Students coming to Durham College and Ontario Tech University have been almost completely compliant with COVID-19 safety protocols since the school’s doors re-opened in September.
That’s the word from Tom Lynch, director of the office of campus safety.
“We have had some challenges at our entry points,” he said, “but in general I think people want to come to school and be safe, so they are buying into the process.”
All six of Oshawa’s entrances are open, but there are about one to two conflicts a week, according to Lynch.
“That’s pretty good because we got thousands of students coming in,” he said.
“I would say 99 per cent compliance with what we do. There have been a couple instances with vaccine uploads or students walking past guards, but the matters were resolved without any significant conflict.”
Due to COVID-19, security guards are required to pre-screen, enforce mask wearing, social distancing and the vaccine policy.
Security guards are “the front facing people” and encounter instances of “disgruntled people,” said Lynch, adding “we have to remember it’s not the security’s decision.”
The college now undergoes random monthly ‘spot audits’ from Durham Region Public Health, according to Lynch. Health inspectors come to the campus to observe and make sure mandatory protocols are followed.
“There’s been a significant change and COVID has brought that around where security is much more present and accountable to all of these rules and laws,” said Lynch.
Roughly a dozen audits have been completed and the college has “passed with flying colours,” according to Lynch.

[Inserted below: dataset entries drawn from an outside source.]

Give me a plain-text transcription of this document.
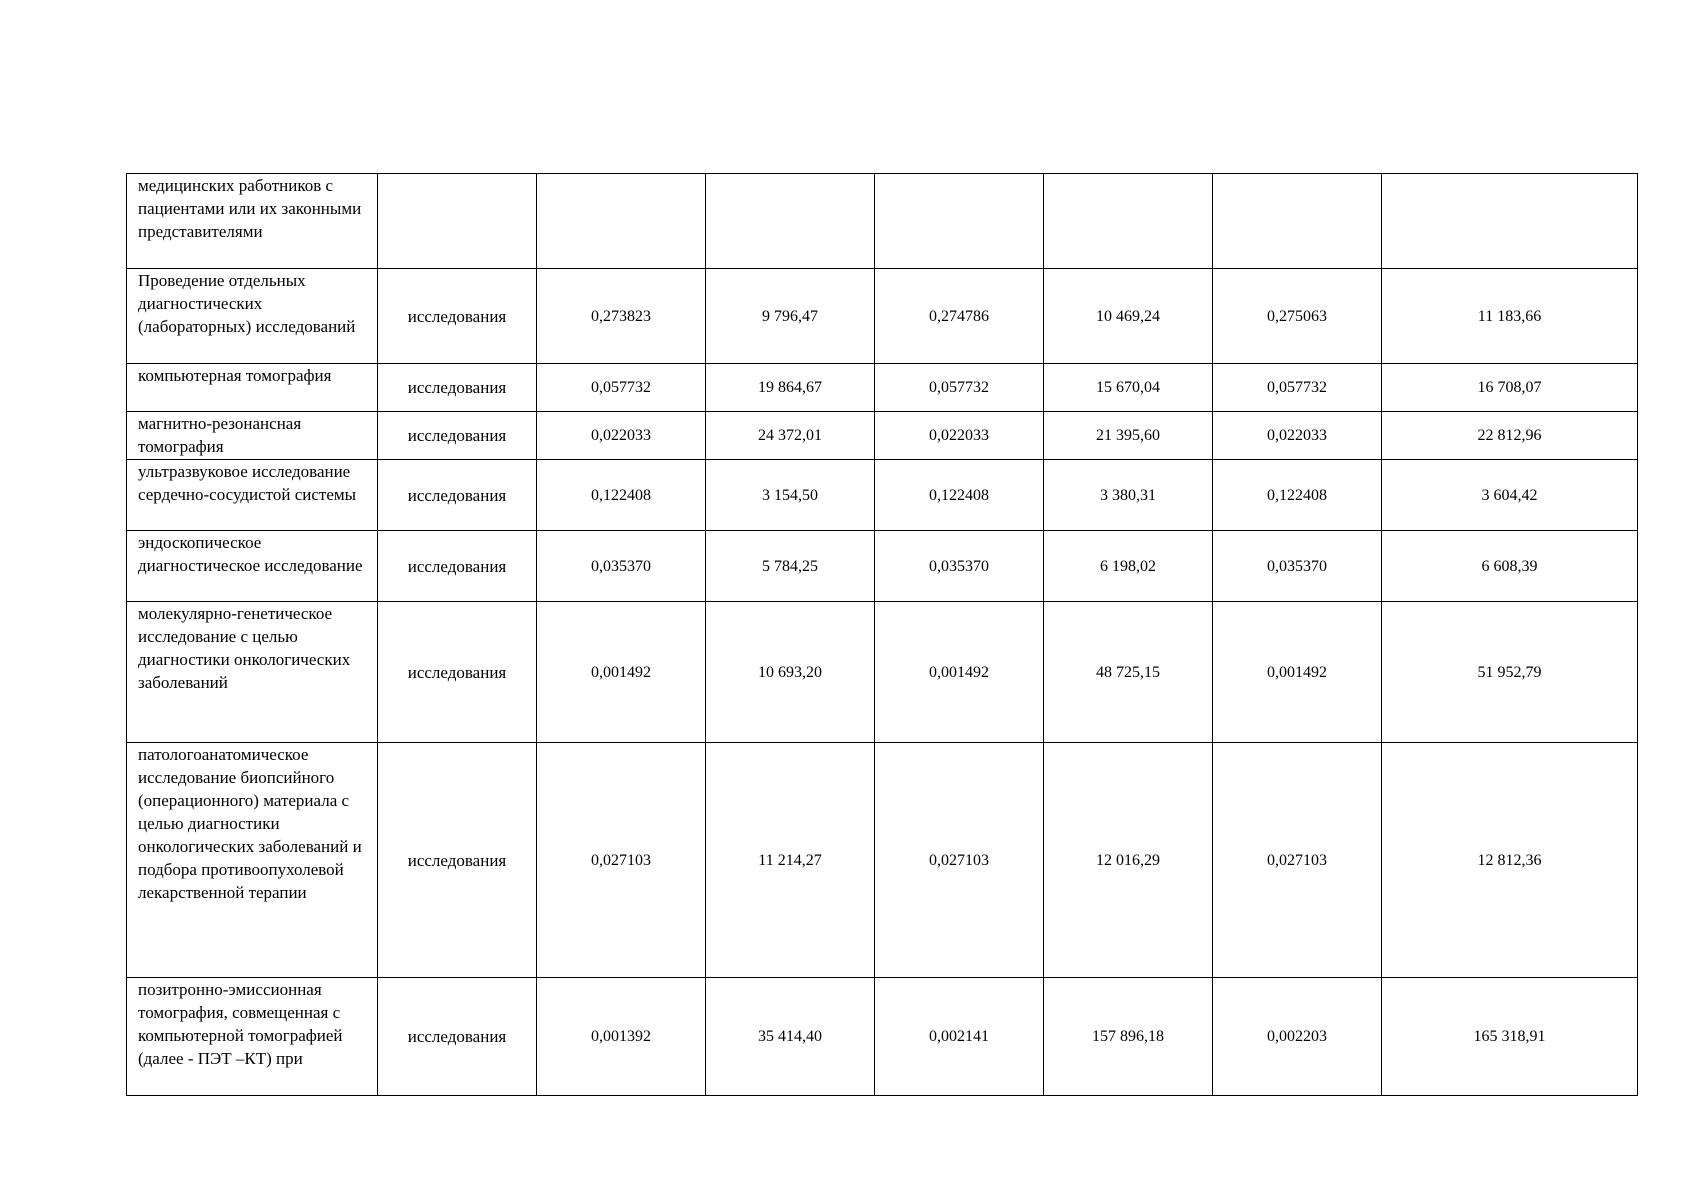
медицинских работников с пациентами или их законными представителями							
Проведение отдельных диагностических (лабораторных) исследований	исследования	0,273823	9 796,47	0,274786	10 469,24	0,275063	11 183,66
компьютерная томография	исследования	0,057732	19 864,67	0,057732	15 670,04	0,057732	16 708,07
магнитно-резонансная томография	исследования	0,022033	24 372,01	0,022033	21 395,60	0,022033	22 812,96
ультразвуковое исследование сердечно-сосудистой системы	исследования	0,122408	3 154,50	0,122408	3 380,31	0,122408	3 604,42
эндоскопическое диагностическое исследование	исследования	0,035370	5 784,25	0,035370	6 198,02	0,035370	6 608,39
молекулярно-генетическое исследование с целью диагностики онкологических заболеваний	исследования	0,001492	10 693,20	0,001492	48 725,15	0,001492	51 952,79
патологоанатомическое исследование биопсийного (операционного) материала с целью диагностики онкологических заболеваний и подбора противоопухолевой лекарственной терапии	исследования	0,027103	11 214,27	0,027103	12 016,29	0,027103	12 812,36
позитронно-эмиссионная томография, совмещенная с компьютерной томографией (далее - ПЭТ –КТ) при	исследования	0,001392	35 414,40	0,002141	157 896,18	0,002203	165 318,91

“We’re trying to get students back on campus,” he said. “We’re trying to get back to that needing of normalcy that we’re all just so much looking for.”
Security guards have had to possess the “ability to adapt and change” as COVID-19 rules and protocols have evolved, Lynch said. “When there’s change like that, sometimes there’s confusion.”
“Security is very often called to enforce policies or procedures or rules that are made by the institutions or the government,” said Lynch. “It’s important to understand that they are the representatives of the decision–makers.”
The guards also overlook community safety by responding to medical calls, conflicts or walking students to their destination.
They also have a responsibility to “observe and report” and are “the eyes and ears” of the school, he said.
During COVID-19, security has seen a reduction in calls for assistance because there have been fewer students on campus.
“A lot of our calls for service come from the fact that we at Durham College can have 10,000 to 12,000 students and faculty,” said Lynch. “That presence ultimately feeds what security has to do.”
If the number of campus attendees is low, there aren’t as many calls as usual.
“The numbers are starting to creep up, we’re starting to see more calls as the campus gets bigger.”
There are about 125 security guards, 70 of whom work throughout the day, according to Lynch.
“It’s important for me to say we do have instances where students and security don’t get along, but those are the exceptions,” he said.
“I think there’s a lot of credit that needs to be given to our student population in how they treat our security because we’re a community and we work together to keep this environment safe.”